Yoo's book My Kite is Stuck! and Other Stories was a finalist for the 2017 Cybils Award.

Yoo's young adult book From a Whisper to a Rallying Cry: The Killing of Vincent Chin and the Trial that Galvanized the Asian American Movement won the Children's Literature Council of Southern California's 2022 Peggy Miller Award for Young Adult Literature, won the Chinese American Librarians Association's 2022 Best Young Adult Non-fiction Book Award, and won the 2021 Nonfiction Boston Globe–Horn Book Award. The book was also a finalist for the 2022 Young Adult Library Services Association (YALSA)'s Award for Excellence in Nonfiction and was longlisted for the National Book Award for Young People's Literature. It recounts the 1982 killing of Vincent Chin and the impact this had on Asian American people.
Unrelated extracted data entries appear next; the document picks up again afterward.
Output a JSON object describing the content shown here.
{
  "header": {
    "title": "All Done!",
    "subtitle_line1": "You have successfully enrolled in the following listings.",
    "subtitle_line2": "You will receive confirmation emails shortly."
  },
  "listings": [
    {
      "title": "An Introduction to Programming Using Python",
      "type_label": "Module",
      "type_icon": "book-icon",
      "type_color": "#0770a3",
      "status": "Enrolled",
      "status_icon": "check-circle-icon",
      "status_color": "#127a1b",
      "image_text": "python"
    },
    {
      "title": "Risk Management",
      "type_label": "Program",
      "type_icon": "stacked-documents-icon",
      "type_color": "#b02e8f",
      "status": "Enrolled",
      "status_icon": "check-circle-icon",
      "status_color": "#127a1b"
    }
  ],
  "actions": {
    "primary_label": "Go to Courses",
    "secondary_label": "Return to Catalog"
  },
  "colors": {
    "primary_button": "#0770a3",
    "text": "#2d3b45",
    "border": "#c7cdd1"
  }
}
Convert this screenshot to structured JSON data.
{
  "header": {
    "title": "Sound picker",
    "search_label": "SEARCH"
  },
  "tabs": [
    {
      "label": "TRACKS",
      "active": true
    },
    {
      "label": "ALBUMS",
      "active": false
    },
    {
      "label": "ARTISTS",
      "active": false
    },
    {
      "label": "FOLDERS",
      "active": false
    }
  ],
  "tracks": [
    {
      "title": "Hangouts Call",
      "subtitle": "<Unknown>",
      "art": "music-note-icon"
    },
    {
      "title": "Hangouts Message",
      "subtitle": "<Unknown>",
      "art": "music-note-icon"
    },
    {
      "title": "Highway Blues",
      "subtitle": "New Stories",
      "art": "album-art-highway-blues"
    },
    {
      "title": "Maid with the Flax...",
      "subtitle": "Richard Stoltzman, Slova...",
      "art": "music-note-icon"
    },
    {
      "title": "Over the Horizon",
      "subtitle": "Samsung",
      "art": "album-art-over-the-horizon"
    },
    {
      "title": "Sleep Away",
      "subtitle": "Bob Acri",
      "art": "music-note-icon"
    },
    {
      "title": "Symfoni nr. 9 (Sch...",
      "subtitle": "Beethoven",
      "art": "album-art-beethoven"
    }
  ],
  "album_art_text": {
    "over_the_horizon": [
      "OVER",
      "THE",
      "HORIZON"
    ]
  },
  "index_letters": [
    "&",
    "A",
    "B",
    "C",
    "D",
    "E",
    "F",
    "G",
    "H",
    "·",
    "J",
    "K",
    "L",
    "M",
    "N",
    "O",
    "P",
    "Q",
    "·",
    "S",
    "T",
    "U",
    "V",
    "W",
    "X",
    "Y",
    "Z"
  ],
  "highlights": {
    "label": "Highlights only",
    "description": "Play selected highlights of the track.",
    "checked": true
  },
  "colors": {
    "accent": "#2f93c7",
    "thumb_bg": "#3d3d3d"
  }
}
Yoo's young adult book Rising from the Ashes: Los Angeles, 1992. Edward Jae Song Lee, Latasha Harlins, Rodney King, and a City on Fire narrates the 1992 Los Angeles uprising from multiple points of view in the Korean American and Black communities.

Other works by Yoo include Good Enough, Twenty-Two Cents: The Story of Muhammad Yunus (co-written with Jamel Akib), Shining Star: The Anna May Wong Story and titles in the Confetti Kids picture book series.

=== Music ===
Yoo also works as a professional violinist and has performed with both classical orchestras and contemporary rock bands, such as Love, Fun and No Doubt.

Yoo supports organisations including the Orlando Youth Alliance, Stop AAPI Hate and We Need Diverse Books.